- Born: Giuseppe Mario Chaly Borza 22 October 1936 Portsmouth, England
- Died: 24 July 1990 (aged 53) Maida Vale, London, England
- Other names: Pepe Borza; Pepi Borza;
- Occupations: Actor, circus performer, entertainer, singer, dancer, songwriter, composer
- Years active: 194?–1989

= Peppi Borza =

British-American dancer (1936–1990)

Peppi Borza (22 October 1936 – 24 July 1990) was a British-American dancer, entertainer, songwriter, composer, actor, and circus performer.

== Early life ==
Born into a circus performing family and brought to Sarasota, Florida in 1940 by the Ringling Bros. and Barnum & Bailey Circus, Borza and his siblings were taught how to speak Italian and Spanish fluently (due to their father being of the former heritage and their mother the latter). As a result of the touring schedule of the circuses, the children would move from school to school to accommodate the destination. By 1949, Borza had attended his 59th school in seven years, enrolling in many states of the United States as well as eight foreign European countries including England.

He performed in a double act with his older sister Nita. The siblings were acrobats and performed with the likes of Sammy Davis Jr., Jack Benny and Judy Garland, as well as appearing twice on The Ed Sullivan Show. One of their acts was Stars of the Future, a balancing and tumbling act with Polack Bros. Circus.

The family also partook in charity work, often performing in benefits sponsored by Shriners Hospitals for Children while Borza and his sister performed their act for sick children in Florida hospitals. The pair were honoured by the Sarasota Chamber of Commerce for their extensive charity work in 1955. Despite the family's frequent travels, the Borzas always considered Sarasota their home.

Coming from a showbusiness family, Borza competed in local and state swimming, diving and gymnastic events during his adolescence, winning several awards. He also had a brief stint in the Army.

== Singer/songwriter ==
Encouraged by Sammy Davis Jr. and others that told him he had a good voice, Borza decided to become a singer. He came to England and formed the group Peppi and the New York Twisters. They performed in England, Ireland and New York City.

Borza also performed at The Cavern Club in Liverpool, teaching a young Cilla Black how to dance the Twist, having learnt himself from Chubby Checker. The dance was the inspiration behind his former group.

Despite recording several singles including The Skip (an attempt to start a new dance craze) and Pistol Packin' Mama, Borza's singing career was not a success.

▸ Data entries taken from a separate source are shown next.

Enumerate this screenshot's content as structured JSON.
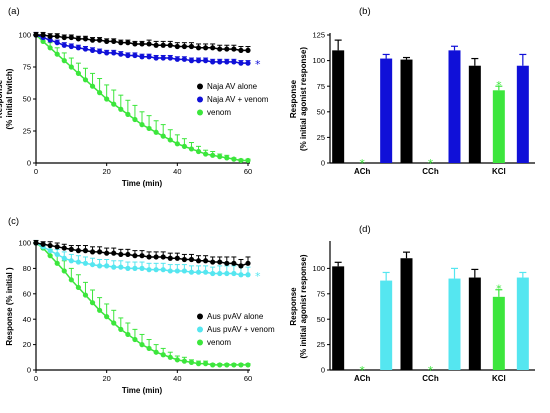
{
  "colors": {
    "black": "#000000",
    "blue": "#1010d8",
    "green": "#3ce63c",
    "cyan": "#55e6f0"
  },
  "chart_data": [
    {
      "panel": "(a)",
      "type": "line",
      "xlabel": "Time (min)",
      "ylabel": [
        "Response",
        "(% initial twitch)"
      ],
      "xlim": [
        0,
        60
      ],
      "ylim": [
        0,
        100
      ],
      "xticks": [
        0,
        20,
        40,
        60
      ],
      "yticks": [
        0,
        25,
        50,
        75,
        100
      ],
      "x": [
        0,
        2,
        4,
        6,
        8,
        10,
        12,
        14,
        16,
        18,
        20,
        22,
        24,
        26,
        28,
        30,
        32,
        34,
        36,
        38,
        40,
        42,
        44,
        46,
        48,
        50,
        52,
        54,
        56,
        58,
        60
      ],
      "series": [
        {
          "name": "Naja AV alone",
          "color": "#000000",
          "values": [
            100,
            100,
            99,
            99,
            98,
            98,
            97,
            97,
            96,
            96,
            95,
            95,
            94,
            94,
            93,
            93,
            93,
            92,
            92,
            92,
            91,
            91,
            91,
            90,
            90,
            90,
            89,
            89,
            89,
            88,
            88
          ],
          "err": [
            2,
            2,
            2,
            2,
            2,
            2,
            2,
            2,
            2,
            2,
            2,
            2,
            2,
            2,
            2,
            2,
            3,
            3,
            3,
            3,
            3,
            3,
            3,
            3,
            3,
            3,
            3,
            3,
            3,
            3,
            3
          ]
        },
        {
          "name": "Naja AV + venom",
          "color": "#1010d8",
          "values": [
            100,
            98,
            96,
            94,
            92,
            91,
            90,
            89,
            88,
            87,
            86,
            86,
            85,
            84,
            84,
            83,
            83,
            82,
            82,
            82,
            81,
            81,
            80,
            80,
            80,
            79,
            79,
            79,
            79,
            78,
            78
          ],
          "err": [
            2,
            2,
            2,
            2,
            2,
            2,
            2,
            2,
            2,
            2,
            2,
            2,
            2,
            2,
            2,
            2,
            2,
            2,
            2,
            2,
            2,
            2,
            2,
            2,
            2,
            2,
            2,
            2,
            2,
            2,
            2
          ]
        },
        {
          "name": "venom",
          "color": "#3ce63c",
          "values": [
            100,
            95,
            90,
            85,
            80,
            75,
            70,
            65,
            60,
            55,
            50,
            46,
            42,
            38,
            34,
            30,
            27,
            24,
            21,
            18,
            15,
            13,
            11,
            9,
            7,
            6,
            5,
            4,
            3,
            2,
            2
          ],
          "err": [
            0,
            3,
            4,
            5,
            6,
            7,
            8,
            9,
            10,
            11,
            11,
            11,
            11,
            11,
            11,
            10,
            10,
            9,
            9,
            8,
            7,
            6,
            5,
            4,
            3,
            3,
            2,
            2,
            1,
            1,
            1
          ]
        }
      ],
      "annotations": [
        {
          "text": "*",
          "series": "Naja AV + venom",
          "x": 60,
          "color": "#1010d8"
        }
      ]
    },
    {
      "panel": "(b)",
      "type": "bar",
      "ylabel": [
        "Response",
        "(% initial agonist response)"
      ],
      "ylim": [
        0,
        125
      ],
      "yticks": [
        0,
        25,
        50,
        75,
        100,
        125
      ],
      "categories": [
        "ACh",
        "CCh",
        "KCl"
      ],
      "series": [
        {
          "name": "",
          "color": "#000000",
          "values": [
            110,
            101,
            95
          ],
          "err": [
            10,
            2,
            7
          ]
        },
        {
          "name": "",
          "color": "#3ce63c",
          "values": [
            0,
            0,
            71
          ],
          "err": [
            0,
            0,
            4
          ]
        },
        {
          "name": "",
          "color": "#1010d8",
          "values": [
            102,
            110,
            95
          ],
          "err": [
            4,
            4,
            11
          ]
        }
      ],
      "significance": [
        {
          "category": "ACh",
          "series": 1,
          "text": "*"
        },
        {
          "category": "CCh",
          "series": 1,
          "text": "*"
        },
        {
          "category": "KCl",
          "series": 1,
          "text": "*"
        }
      ]
    },
    {
      "panel": "(c)",
      "type": "line",
      "xlabel": "Time (min)",
      "ylabel": [
        "Response (% initial )"
      ],
      "xlim": [
        0,
        60
      ],
      "ylim": [
        0,
        100
      ],
      "xticks": [
        0,
        20,
        40,
        60
      ],
      "yticks": [
        0,
        20,
        40,
        60,
        80,
        100
      ],
      "x": [
        0,
        2,
        4,
        6,
        8,
        10,
        12,
        14,
        16,
        18,
        20,
        22,
        24,
        26,
        28,
        30,
        32,
        34,
        36,
        38,
        40,
        42,
        44,
        46,
        48,
        50,
        52,
        54,
        56,
        58,
        60
      ],
      "series": [
        {
          "name": "Aus pvAV alone",
          "color": "#000000",
          "values": [
            100,
            99,
            98,
            97,
            96,
            95,
            94,
            94,
            93,
            93,
            92,
            92,
            91,
            91,
            90,
            90,
            89,
            89,
            89,
            88,
            88,
            87,
            87,
            86,
            86,
            85,
            85,
            84,
            84,
            82,
            84
          ],
          "err": [
            2,
            2,
            3,
            3,
            3,
            3,
            4,
            4,
            4,
            4,
            4,
            4,
            4,
            4,
            4,
            4,
            4,
            4,
            4,
            4,
            4,
            4,
            4,
            4,
            4,
            4,
            4,
            5,
            5,
            5,
            5
          ]
        },
        {
          "name": "Aus pvAV + venom",
          "color": "#55e6f0",
          "values": [
            100,
            97,
            94,
            91,
            88,
            86,
            85,
            84,
            83,
            82,
            82,
            81,
            81,
            80,
            80,
            80,
            79,
            79,
            79,
            78,
            78,
            78,
            77,
            77,
            77,
            76,
            76,
            76,
            76,
            75,
            75
          ],
          "err": [
            2,
            3,
            4,
            4,
            5,
            5,
            5,
            5,
            5,
            5,
            5,
            5,
            5,
            5,
            5,
            5,
            5,
            5,
            5,
            5,
            5,
            5,
            5,
            5,
            5,
            5,
            6,
            6,
            6,
            6,
            6
          ]
        },
        {
          "name": "venom",
          "color": "#3ce63c",
          "values": [
            100,
            96,
            90,
            84,
            78,
            71,
            65,
            59,
            53,
            47,
            42,
            37,
            32,
            28,
            24,
            20,
            17,
            14,
            12,
            10,
            8,
            7,
            6,
            5,
            5,
            4,
            4,
            4,
            4,
            4,
            4
          ],
          "err": [
            0,
            3,
            5,
            7,
            8,
            9,
            10,
            10,
            10,
            10,
            10,
            10,
            9,
            9,
            8,
            8,
            7,
            6,
            5,
            4,
            3,
            3,
            2,
            2,
            2,
            1,
            1,
            1,
            1,
            1,
            1
          ]
        }
      ],
      "annotations": [
        {
          "text": "*",
          "series": "Aus pvAV + venom",
          "x": 60,
          "color": "#55e6f0"
        }
      ]
    },
    {
      "panel": "(d)",
      "type": "bar",
      "ylabel": [
        "Response",
        "(% initial agonist response)"
      ],
      "ylim": [
        0,
        125
      ],
      "yticks": [
        0,
        25,
        50,
        75,
        100
      ],
      "categories": [
        "ACh",
        "CCh",
        "KCl"
      ],
      "series": [
        {
          "name": "",
          "color": "#000000",
          "values": [
            102,
            110,
            91
          ],
          "err": [
            4,
            6,
            8
          ]
        },
        {
          "name": "",
          "color": "#3ce63c",
          "values": [
            0,
            0,
            72
          ],
          "err": [
            0,
            0,
            7
          ]
        },
        {
          "name": "",
          "color": "#55e6f0",
          "values": [
            88,
            90,
            91
          ],
          "err": [
            8,
            10,
            5
          ]
        }
      ],
      "significance": [
        {
          "category": "ACh",
          "series": 1,
          "text": "*"
        },
        {
          "category": "CCh",
          "series": 1,
          "text": "*"
        },
        {
          "category": "KCl",
          "series": 1,
          "text": "*"
        }
      ]
    }
  ]
}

In Britain, Borza became lifelong friends with singer Dusty Springfield (having first met The Springfields when they toured with Del Shannon), accompanying her on tours, as well as being a dancer on Ready Steady Go!. Borza was the partner of Dusty Springfield's brother Tom, and the couple collaborated on the writing of four songs: No Tears for Johnnie, Chain Gang Blues, The Skip and O Holy Child (recorded by Dusty Springfield in 1964 as a Christmas charity single for Barnardo's). In 1965, Borza co-wrote Matt Monro's single Before You Go.

Borza also worked as a composer on Dusty Springfield's The Christmas Album and several other projects, including with Matt Monro.

== Theatre and Screen ==
Borza performed on stage in London and New York. He appeared on Broadway in the original cast recording of Evita. He played a Muleteer in the original West End production of Man of La Mancha as well as the 1972 film version. He also appeared in Intimate Games (1976). Other roles include a pirate in the 1976 musical Peter Pan and a policeman in Gilbert and Sullivan's 1983 musical The Pirates of Penzance as well as playing a Vervoid in parts 11 and 12 of the Doctor Who saga The Trial of a Time Lord (segment: Terror of the Vervoids). He was in the 1985 cast of On Your Toes at the Palace Theatre, London.

Among Borza's final work was an appearance in the 1987 West End revival of Follies.

== Death ==
Borza died from AIDS. Dusty Springfield frequently visited him at the hospice as he neared the end of his life. Borza left money to his closest friend in his will.